John Calvin notoriously wrote “By predestination we mean the eternal decree of God, by which he determined with himself whatever he wished to happen with regard to every man. All are not created on equal terms, but some are preordained to eternal life, others to eternal damnation; and, accordingly, as each has been created for one or other of these ends, we say that he has been predestinated to life or to death” (Institutes, Book III, Chapter 21).
While predestination is certainly a Bible topic (Eph. 1:5; Eph. 1:11), Calvin’s form of predestination, also known as unconditional election, is false. It deprives man of choice, and spawns incorrect ideas about God. These Bible passages doom this teaching.
1) I Tim. 2:3-4. “For this is good and acceptable in the sight of God our Savior; Who will have all men to be saved, and to come unto the knowledge of the truth.” If God has predestined some to Hell, and that decision cannot be altered, how could God want all men to be saved?

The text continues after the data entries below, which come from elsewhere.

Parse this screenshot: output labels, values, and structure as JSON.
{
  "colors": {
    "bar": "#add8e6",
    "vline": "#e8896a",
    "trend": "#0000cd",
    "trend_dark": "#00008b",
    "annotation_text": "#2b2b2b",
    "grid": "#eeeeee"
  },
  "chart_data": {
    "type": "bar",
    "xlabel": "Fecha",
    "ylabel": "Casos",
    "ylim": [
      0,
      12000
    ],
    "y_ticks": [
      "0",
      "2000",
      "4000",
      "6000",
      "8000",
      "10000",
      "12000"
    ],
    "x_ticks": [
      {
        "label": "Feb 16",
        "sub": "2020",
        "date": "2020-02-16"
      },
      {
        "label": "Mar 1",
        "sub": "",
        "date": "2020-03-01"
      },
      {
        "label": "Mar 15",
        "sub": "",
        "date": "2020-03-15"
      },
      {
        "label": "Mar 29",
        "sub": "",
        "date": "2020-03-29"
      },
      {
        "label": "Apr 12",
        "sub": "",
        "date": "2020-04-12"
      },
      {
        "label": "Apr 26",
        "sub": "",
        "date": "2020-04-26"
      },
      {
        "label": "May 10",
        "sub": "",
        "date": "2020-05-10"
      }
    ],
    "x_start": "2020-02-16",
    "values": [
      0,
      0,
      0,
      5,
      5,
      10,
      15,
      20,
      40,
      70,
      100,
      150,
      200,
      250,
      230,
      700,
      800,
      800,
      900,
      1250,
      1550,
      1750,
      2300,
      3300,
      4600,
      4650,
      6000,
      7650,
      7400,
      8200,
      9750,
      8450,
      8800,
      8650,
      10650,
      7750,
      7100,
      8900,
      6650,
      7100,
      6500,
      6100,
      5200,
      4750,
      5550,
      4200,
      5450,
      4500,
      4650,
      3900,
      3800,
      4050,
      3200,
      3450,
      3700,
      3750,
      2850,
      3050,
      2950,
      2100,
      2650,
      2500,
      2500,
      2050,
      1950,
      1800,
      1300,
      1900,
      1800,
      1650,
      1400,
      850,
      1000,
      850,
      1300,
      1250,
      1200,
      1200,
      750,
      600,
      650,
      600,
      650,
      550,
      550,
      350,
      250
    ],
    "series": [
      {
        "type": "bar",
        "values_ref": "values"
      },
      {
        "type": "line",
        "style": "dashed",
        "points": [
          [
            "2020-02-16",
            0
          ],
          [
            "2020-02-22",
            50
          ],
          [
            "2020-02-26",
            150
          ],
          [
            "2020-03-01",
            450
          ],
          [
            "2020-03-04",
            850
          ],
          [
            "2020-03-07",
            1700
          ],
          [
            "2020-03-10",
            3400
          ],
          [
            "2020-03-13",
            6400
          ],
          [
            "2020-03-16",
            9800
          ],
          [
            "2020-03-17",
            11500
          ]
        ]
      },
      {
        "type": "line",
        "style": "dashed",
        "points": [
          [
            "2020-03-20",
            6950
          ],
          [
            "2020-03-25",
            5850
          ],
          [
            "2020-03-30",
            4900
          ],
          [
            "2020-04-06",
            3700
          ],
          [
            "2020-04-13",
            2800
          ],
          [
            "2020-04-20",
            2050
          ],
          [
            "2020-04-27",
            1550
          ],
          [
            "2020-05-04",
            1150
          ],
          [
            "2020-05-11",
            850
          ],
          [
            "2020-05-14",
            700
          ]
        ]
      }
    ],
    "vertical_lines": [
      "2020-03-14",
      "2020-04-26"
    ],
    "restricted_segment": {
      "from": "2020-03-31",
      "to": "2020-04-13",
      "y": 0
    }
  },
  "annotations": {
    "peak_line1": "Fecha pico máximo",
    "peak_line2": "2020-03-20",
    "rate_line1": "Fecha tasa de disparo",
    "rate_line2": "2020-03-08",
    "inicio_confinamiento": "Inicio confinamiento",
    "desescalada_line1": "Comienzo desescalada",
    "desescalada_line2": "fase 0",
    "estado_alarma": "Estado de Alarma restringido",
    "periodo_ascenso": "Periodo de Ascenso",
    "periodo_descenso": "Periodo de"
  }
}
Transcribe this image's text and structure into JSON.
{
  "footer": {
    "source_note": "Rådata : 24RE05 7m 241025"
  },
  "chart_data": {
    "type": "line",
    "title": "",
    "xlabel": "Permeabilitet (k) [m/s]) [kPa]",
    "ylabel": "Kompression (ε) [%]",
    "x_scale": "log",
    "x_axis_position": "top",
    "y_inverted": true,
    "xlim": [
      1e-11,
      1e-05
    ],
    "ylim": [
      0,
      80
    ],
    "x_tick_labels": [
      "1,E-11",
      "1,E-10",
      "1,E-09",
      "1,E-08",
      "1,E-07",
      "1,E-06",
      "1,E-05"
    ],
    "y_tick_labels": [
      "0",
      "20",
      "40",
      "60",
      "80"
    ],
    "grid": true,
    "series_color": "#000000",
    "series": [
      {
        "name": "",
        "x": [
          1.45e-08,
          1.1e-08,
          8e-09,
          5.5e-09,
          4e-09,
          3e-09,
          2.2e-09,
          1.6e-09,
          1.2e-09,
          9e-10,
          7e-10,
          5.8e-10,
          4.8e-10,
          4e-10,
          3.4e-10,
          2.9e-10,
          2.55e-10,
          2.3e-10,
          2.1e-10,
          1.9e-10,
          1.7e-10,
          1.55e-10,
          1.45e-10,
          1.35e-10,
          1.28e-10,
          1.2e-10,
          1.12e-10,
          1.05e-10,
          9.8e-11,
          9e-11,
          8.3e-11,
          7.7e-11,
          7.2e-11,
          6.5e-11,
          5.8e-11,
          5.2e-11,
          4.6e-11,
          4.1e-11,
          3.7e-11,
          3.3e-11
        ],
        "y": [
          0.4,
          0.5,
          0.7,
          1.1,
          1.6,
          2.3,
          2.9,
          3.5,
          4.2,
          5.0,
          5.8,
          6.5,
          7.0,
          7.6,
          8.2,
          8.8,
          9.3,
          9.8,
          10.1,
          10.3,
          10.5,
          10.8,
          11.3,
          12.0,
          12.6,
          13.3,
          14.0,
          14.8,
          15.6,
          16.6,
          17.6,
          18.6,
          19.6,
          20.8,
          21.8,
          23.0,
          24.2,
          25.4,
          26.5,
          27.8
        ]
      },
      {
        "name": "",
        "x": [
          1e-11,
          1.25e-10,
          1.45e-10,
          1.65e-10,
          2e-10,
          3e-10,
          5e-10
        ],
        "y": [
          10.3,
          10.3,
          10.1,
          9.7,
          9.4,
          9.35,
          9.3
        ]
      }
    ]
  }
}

2) II Pet. 3:9. “The Lord is not slack concerning his promise, as some men count slackness; but is longsuffering to us-ward, not willing that any should perish, but that all should come to repentance.” If God has predestined some to Hell, and that decree cannot be changed, how could God want all men to repent, and be saved?
3) Heb. 2:9. “But we see Jesus, who was made a little lower than the angels for the suffering of death, crowned with glory and honor; that he by the grace of God should taste death for every man.” If God has predestined some to Hell, and that ruling is fixed, why would Jesus need to taste death for every man?
4) Ezekiel 33:11. “Say unto them, As I live, saith the Lord God, I have no pleasure in the death of the wicked; but that the wicked turn from his way and live; turn ye, turn ye from your evil ways; for why will ye die, O house of Israel?” If God has predestined some to Hell, and that verdict cannot be adjusted, then why would God express His grief at the death of the wicked? Further, if one’s eternal fate is fixed, and cannot be amended, why would God encourage His people to turn and change their ways, and be saved?
5) Deut. 30:19. “I call heaven and earth to record this day against you, that I have set before you life and death, blessing and cursing: therefore choose life, that both thou and thy seed may live.” If God has predestined some to Hell, and that dictate is permanent, why would God put forth such a monumental choice before His people? Why would He ever urge men to make such important choices, if Calvinistic predestination be true?